At a Likud party rally on Wednesday, Netanyahu issued a seething attack on the media, accusing the press of playing up a pair of corruption investigations against him in an effort to end his premiership.

“The fake news industry is at its peak, and the goal of the protests is to indict me at any cost,” he told the crowd of rowdy Likud supporters at a rally near Ben Gurion Airport. Estimates put the crowd at 2,000-3,000.

“They cover enthusiastically [and] without end the left-wing protests every week,” he said. “The same protests whose goal is to apply improper pressure in order that an indictment will be filed at any cost.

Prime Minister Benjamin Netanyahu speaks at a Likud party rally in Airport City on August 30, 2017. (Miriam Alster/Flash90)
Prime Minister Benjamin Netanyahu speaks at a Likud party rally in Airport City on August 30, 2017. (Miriam Alster/Flash90)

The prime minister also said the protests showed the demonstrators’ contempt for democracy.

“They don’t only despise us,” he said. “They despise something much deeper: They despise the choice of the people and they despise the democracy in whose name they protest.

“They are doing everything possible to harm me and my wife because they think that if they topple me and her they will topple us, the Likud, the national camp — and to this end, all means are kosher.”

“Who finances and who organizes the left-wing demonstrations [near Mandelblit’s home] in Petah Tikva? The [media] is turning the protest leaders into ‘knights of the rule of law.’ What knights?

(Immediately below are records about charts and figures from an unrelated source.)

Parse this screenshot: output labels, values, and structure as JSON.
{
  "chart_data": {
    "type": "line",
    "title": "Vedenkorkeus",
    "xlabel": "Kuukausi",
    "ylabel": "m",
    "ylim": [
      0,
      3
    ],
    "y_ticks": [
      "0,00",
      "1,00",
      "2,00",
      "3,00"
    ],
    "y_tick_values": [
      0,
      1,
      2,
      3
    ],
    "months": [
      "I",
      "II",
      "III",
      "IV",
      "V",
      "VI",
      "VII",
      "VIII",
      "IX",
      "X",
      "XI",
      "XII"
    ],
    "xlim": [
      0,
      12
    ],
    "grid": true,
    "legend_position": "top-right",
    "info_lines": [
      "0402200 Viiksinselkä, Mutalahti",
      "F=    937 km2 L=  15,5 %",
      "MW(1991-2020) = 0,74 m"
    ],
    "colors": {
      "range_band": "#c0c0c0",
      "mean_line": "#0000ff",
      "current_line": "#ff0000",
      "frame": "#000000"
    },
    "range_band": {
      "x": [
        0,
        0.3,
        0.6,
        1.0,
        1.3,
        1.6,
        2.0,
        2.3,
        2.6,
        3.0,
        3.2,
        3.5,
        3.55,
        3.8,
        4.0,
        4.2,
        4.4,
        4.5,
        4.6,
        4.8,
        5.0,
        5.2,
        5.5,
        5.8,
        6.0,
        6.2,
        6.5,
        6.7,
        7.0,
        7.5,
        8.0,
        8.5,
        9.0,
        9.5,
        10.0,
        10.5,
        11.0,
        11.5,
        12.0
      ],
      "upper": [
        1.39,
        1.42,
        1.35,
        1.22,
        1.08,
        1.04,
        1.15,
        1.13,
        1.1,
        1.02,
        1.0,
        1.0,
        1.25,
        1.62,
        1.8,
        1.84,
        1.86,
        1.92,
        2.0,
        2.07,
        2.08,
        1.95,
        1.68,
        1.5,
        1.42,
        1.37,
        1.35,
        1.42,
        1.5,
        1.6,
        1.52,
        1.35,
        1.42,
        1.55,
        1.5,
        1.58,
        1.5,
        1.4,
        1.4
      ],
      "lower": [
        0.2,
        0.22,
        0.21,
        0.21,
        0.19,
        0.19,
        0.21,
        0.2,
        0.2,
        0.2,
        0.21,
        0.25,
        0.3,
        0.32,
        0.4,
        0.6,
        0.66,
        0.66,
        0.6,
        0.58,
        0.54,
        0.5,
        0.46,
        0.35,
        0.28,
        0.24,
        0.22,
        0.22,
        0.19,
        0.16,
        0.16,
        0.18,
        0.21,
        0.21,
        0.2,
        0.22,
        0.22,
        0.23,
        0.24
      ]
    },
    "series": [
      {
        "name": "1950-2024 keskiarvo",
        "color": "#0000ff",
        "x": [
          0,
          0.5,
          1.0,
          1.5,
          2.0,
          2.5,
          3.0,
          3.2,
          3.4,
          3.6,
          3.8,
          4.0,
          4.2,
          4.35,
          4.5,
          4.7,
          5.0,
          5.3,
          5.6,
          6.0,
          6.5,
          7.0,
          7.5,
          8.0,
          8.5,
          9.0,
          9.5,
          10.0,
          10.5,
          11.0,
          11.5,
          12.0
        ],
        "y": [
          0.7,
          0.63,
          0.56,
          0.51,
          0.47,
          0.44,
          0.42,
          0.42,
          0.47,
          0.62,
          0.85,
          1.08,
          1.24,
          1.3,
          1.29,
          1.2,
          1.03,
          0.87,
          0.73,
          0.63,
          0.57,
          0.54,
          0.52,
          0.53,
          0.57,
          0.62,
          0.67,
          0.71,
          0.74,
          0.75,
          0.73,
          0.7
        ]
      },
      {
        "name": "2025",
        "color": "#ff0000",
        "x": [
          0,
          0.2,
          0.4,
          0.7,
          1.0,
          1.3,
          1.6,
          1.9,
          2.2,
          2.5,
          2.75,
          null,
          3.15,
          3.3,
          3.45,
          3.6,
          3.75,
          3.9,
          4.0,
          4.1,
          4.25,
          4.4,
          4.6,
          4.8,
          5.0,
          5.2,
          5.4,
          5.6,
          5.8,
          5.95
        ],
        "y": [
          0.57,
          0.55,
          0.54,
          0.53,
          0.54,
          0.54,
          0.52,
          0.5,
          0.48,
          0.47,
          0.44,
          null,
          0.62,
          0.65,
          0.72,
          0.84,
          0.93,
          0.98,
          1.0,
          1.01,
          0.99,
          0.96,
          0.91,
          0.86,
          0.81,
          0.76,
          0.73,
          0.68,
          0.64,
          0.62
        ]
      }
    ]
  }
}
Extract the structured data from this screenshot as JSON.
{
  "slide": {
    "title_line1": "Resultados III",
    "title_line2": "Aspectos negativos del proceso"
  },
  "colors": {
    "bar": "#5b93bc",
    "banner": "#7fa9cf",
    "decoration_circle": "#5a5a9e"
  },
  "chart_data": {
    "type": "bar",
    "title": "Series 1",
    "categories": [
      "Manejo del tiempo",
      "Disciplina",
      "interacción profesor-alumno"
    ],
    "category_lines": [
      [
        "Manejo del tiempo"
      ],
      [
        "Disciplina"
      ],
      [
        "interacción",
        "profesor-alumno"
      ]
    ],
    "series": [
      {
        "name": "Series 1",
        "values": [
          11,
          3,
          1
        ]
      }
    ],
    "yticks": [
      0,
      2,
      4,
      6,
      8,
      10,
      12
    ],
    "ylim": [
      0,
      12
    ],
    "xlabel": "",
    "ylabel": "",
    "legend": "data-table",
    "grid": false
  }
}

What law?” he said, before laying into two of the leaders of the protests, aspiring politician Eldad Yaniv and former caretaker at the Prime Minister’s Residence Menny Naftali.

Prior to the start of Saturday evening’s protest, Yaniv called on the public to come demonstrate in Petah Tikva, while Naftali said he believed the protest would be larger than last week’s.

Menny Naftali and Eldad Yaniv arrive for a court hearing at the Petah Tikva Magistrate’s Court on August 20, 2017. (Roy Alima/Flash90)

The demonstrations swelled in size last month after Netanyahu’s former chief of staff Ari Harow agreed to turn state’s witness in the corruption investigations involving the premier, which are known as Case 1000 and Case 2000.

In Case 1000, Netanyahu and his wife Sara are suspected of receiving illicit gifts from billionaire benefactors, most notably hundreds of thousands of shekels’ worth of cigars and champagne from the Israeli-born Hollywood producer Arnon Milchan.

Case 2000 involves a suspected illicit quid pro quo deal between Netanyahu and Yedioth Ahronoth newspaper publisher Arnon “Noni” Mozes that would have seen the prime minister hobble a rival daily, the Sheldon Adelson-backed Israel Hayom, in return for more favorable coverage from Yedioth.

Netanyahu has denied wrongdoing.

Despite Netanyahu’s criticism of the protests, they have grown in size in recent weeks amid developments in the corruption cases, and Mandelblit, the attorney general, said Tuesday they are entirely legitimate and protected by freedom of expression.

Prime Minister Benjamin Netanyahu and his wife Sara arrive to the Magistrates Court in Tel Aviv to a court hearing against journalist Igal Sarna on March 14, 2017. (Moti Kimchi/Pool)

In addition to the corruption cases involving the prime minister, Channel 2 reported Friday that Mandeblit is expected to recommend indicting Netanyahu’s wife Sara Netanyahu for diverting public funds for her private housekeeping expenses.

Sources close to the investigation told the television channel that Mandelblit will likely make the announcement sometime over the next two weeks.

Following the report, Channel 2 reported Saturday that Sara Netanyahu took and passed a private lie detector test ahead of her expected indictment in a bid to get backing for her version of the events.